The Big Data movement is giving rise to runaway growth of new file systems and databases with various types of data access mechanisms that attempt to link connotations with SQL but differ widely in their architecture, usage (application), development and implementation approaches. As a result, there is confusion around their use in business intelligence and analytics communities with assumptions that NOSQL (Not Only SQL), NewSQL databases are a replacement for the relational databases in BI and analytics.
In fact, many of the NOSQL ‘databases’ simply serve as a replacement for RDBMS that have been traditionally used in some OLTP applications that needed a refresh to cater for the agility required in Web 2.0 and Smartphone Mobile applications and they promote the use of Hadoop / Hive for reporting.
I have been curious myself to see how the NOSQL databases would fit into the BI and analytics ecosystem. In this blog, I make an attempt to look at data design aspects at different era of application development, viz. Pre-SQL Era, SQL Era and Post-SQL Era.

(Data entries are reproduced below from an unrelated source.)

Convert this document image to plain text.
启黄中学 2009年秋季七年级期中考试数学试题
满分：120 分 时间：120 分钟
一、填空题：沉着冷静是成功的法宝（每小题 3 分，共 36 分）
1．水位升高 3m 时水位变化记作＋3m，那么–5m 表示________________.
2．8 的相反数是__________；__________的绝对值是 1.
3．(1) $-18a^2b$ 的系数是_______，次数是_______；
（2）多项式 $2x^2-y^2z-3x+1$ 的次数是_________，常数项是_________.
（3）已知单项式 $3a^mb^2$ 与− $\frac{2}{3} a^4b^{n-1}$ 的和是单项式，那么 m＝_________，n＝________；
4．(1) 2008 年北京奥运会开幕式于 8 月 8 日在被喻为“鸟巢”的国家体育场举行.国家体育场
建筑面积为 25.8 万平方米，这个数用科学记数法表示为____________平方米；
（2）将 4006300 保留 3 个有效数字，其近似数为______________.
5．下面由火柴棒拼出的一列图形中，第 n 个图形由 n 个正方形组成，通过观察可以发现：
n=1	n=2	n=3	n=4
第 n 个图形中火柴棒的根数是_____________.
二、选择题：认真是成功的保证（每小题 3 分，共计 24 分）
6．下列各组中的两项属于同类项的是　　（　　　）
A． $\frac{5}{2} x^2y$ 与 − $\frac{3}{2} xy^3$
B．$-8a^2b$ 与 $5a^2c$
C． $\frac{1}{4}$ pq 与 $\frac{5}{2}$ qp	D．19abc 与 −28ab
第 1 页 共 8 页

The Pre-SQL Era is characterised by main frame systems, procedural programming and file based processing with serial / indexed sequential access, in the period before and well after E.F.Codd conceived the relational algebra. Data processing costs were very high which led to a heavy focus on efficiency in design and coding, much of which involved capturing documents efficiently in file systems as there existed no database management systems. Flexibility in schema-free design allowed for variability in record descriptions within the same file. The file section of the COBOL programs that I often wrote would look something like the design below. Notice the repeating groups marked in red colour:
There was no BI. Computer programs needed to be written for producing reports and/or any downstream processing, barring a few exceptions that allowed limited software packages such as FIND2, XMERGE, XSORT from computer manufacturers (i.e. IBM, ICL et al.) that allowed declarative use for reporting and further processing with simple aggregation based on key values matches. Essentially, an era that was dominated by NoSQL (No SQL).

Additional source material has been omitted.